In 1969 , the Chicano Moratorium Committee began organizing throughout the Southwestern US to protest the disproportionately high rate of Latino deaths in Vietnam and racism in the United States. One of their main slogans was: “Our struggle is not in Vietnam but in the movement for social justice at home”. After months of demonstrations and conferences, it was decided to hold a National Chicano Moratorium against the war on August 29, 1970. Carlos Montes encapulates the popular action and the brutal crackdown from the LAPD below. This was a turning point in the Chicano movement.
The Committee only lasted one more year but the political momentum generated by the Moratorium led many of its activists to form La Raza Unida Party, as well as continue their activism in other groups; its effects are still felt to this day in the continuing struggles against racism and imperialism. Originally posted on fightbacknews.org.

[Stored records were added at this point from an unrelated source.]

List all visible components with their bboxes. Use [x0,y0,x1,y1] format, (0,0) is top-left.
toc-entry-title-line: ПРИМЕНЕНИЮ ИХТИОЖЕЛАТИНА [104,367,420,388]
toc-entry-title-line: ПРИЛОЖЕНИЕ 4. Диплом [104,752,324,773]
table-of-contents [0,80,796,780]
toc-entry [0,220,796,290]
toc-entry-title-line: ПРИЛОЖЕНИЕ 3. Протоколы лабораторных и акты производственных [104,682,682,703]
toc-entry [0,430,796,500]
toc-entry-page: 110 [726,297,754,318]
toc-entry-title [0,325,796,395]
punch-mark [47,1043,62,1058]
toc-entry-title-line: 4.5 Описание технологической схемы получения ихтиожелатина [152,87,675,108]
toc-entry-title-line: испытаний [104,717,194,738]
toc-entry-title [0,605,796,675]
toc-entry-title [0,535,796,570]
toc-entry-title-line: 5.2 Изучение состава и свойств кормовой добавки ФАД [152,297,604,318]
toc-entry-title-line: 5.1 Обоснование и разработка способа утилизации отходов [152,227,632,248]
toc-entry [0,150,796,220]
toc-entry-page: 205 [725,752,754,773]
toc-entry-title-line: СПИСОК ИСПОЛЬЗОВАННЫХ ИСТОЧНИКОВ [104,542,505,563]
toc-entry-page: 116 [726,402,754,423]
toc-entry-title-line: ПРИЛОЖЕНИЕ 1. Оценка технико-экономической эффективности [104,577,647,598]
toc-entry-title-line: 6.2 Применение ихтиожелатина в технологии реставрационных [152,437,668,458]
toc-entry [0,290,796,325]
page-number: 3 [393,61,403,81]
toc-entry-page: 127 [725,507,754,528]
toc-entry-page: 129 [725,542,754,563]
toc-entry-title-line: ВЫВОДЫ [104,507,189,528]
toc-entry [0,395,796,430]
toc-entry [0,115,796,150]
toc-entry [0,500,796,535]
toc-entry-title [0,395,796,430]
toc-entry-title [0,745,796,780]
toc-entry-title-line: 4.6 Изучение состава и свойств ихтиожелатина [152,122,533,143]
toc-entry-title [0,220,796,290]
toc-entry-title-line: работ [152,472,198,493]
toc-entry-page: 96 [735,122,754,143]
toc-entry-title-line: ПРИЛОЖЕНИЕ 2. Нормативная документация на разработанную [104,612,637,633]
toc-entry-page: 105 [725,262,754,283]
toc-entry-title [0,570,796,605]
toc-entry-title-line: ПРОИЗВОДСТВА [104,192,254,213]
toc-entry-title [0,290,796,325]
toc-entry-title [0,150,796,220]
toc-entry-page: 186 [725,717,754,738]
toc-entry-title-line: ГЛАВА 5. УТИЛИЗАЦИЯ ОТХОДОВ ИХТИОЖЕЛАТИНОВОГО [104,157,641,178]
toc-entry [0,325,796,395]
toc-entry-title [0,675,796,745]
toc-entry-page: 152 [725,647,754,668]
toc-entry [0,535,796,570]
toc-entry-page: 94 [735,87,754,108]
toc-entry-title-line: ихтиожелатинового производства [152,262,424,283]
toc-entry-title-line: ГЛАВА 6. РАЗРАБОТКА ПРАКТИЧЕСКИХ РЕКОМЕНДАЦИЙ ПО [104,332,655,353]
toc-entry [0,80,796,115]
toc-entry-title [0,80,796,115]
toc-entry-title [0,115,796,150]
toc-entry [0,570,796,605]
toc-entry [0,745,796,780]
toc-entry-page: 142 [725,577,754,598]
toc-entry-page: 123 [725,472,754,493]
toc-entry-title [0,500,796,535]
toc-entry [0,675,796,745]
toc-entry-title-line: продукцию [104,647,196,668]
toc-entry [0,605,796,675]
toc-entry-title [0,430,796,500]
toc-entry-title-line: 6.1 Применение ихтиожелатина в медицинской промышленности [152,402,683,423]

39th Anniversary of Chicano Moratorium
The Struggle Continues
Commentary by Carlos Montes
Los Angeles, CA – Today, Aug. 29, 2009, shows that our people are continuing the fight for equality and self-determination. It was demonstrated by the many groups that were present today at Salazar Park, including the student group MECHA and the new Brown Berets, to commemorate the historic day in 1970 when over 20,000 Chicanos marched down historic Whittier Boulevard in East L.A. to protest the war in Vietnam and the high casualty rate of Chicanos. The mass peaceful rally in 1970 was attacked by the Los Angeles Police Department and the sheriffs. Ruben Salazar, news director for KMEX, was killed, along with Angel Diaz and Lynn Ward. A similar example of repression took place on May 1, 2007 when the LAPD attacked a pro-immigrant rights rally at MacArthur Park.
This year’s event was organized by the local Chicano Moratorium Committee and had the backing of the East L.A.-based Latinos Against War. In Latinos Against War, we organize against the war in Afghanistan and against the military recruiters in our high schools. We support self-determination for Chicanos in the Southwest, the Chicano nation of Aztlan. Our strategy is working with community-based groups like the CSO to organize poor and working class Chicanos in our community to fight for our rights. This means fighting for better education, living conditions, for the rights of our people displaced by poverty in Mexico and Central America now living here and for full legalization.
The campaign “Escuelas Si, Guerra No,” (Schools Yes, No War) of CSO recently won the opening of a new high school in Boyle Heights. The Mendez Learning Complex had an open house today, and will open September 2009. The new school is a concrete victory won after years of struggle to relieve overcrowding at Roosevelt High School and to stop the U.S. military recruiters on high school campuses in East L.A. This is the way to build the annual Chicano Moratorium event that recently has had less participation, especially from the community.
Latinos against War also condemns and exposes the long history of U.S. military and political intervention in Mexico, Central and Latin America. For example many people do not know that U.S. Army General Pershing led an intervention during the Mexican Revolution to attack the forces of our famous hero General Francisco Villa; of course the U.S. failed.
In Central America the U.S. supported the brutal military regimes that killed many of their own people, who were struggling for democracy and self-determination. Now we have the example of Venezuela and Bolivia whose people have supported and elected leaders who defend sovereignty and work to improve the lives of the many poor in their countries. But U.S. intervention continues to sneak in – like in Colombia, which will allow the U.S. military to use several bases under the guise of fighting the war on drugs. But we all know it’s a war against the revolutionary forces in Colombia like the FARC, and to attack the independent and sovereign nations like Venezuela. The U.S. is also giving billions to the Mexican army under the Plan Merida to fight the drug war, but the army commits many human rights violations against the Mexican people.
So on this anniversary of the Chicano Moratorium, we commemorate a proud past of struggle and stand committed to a future where our people achieve liberation and self-determination.
Carlos Montes is a veteran fighter in the Chicano Liberation movement. He was a founder of the Brown Berets and the Chicano Moratorium. Montes is currently active in the Southern California Immigration Coalition, the East L.A.-based Latinos against War and with CSO, which organizes parents in the East Los Angeles area to fight against the privatization of public education in Los Angeles Unified School District.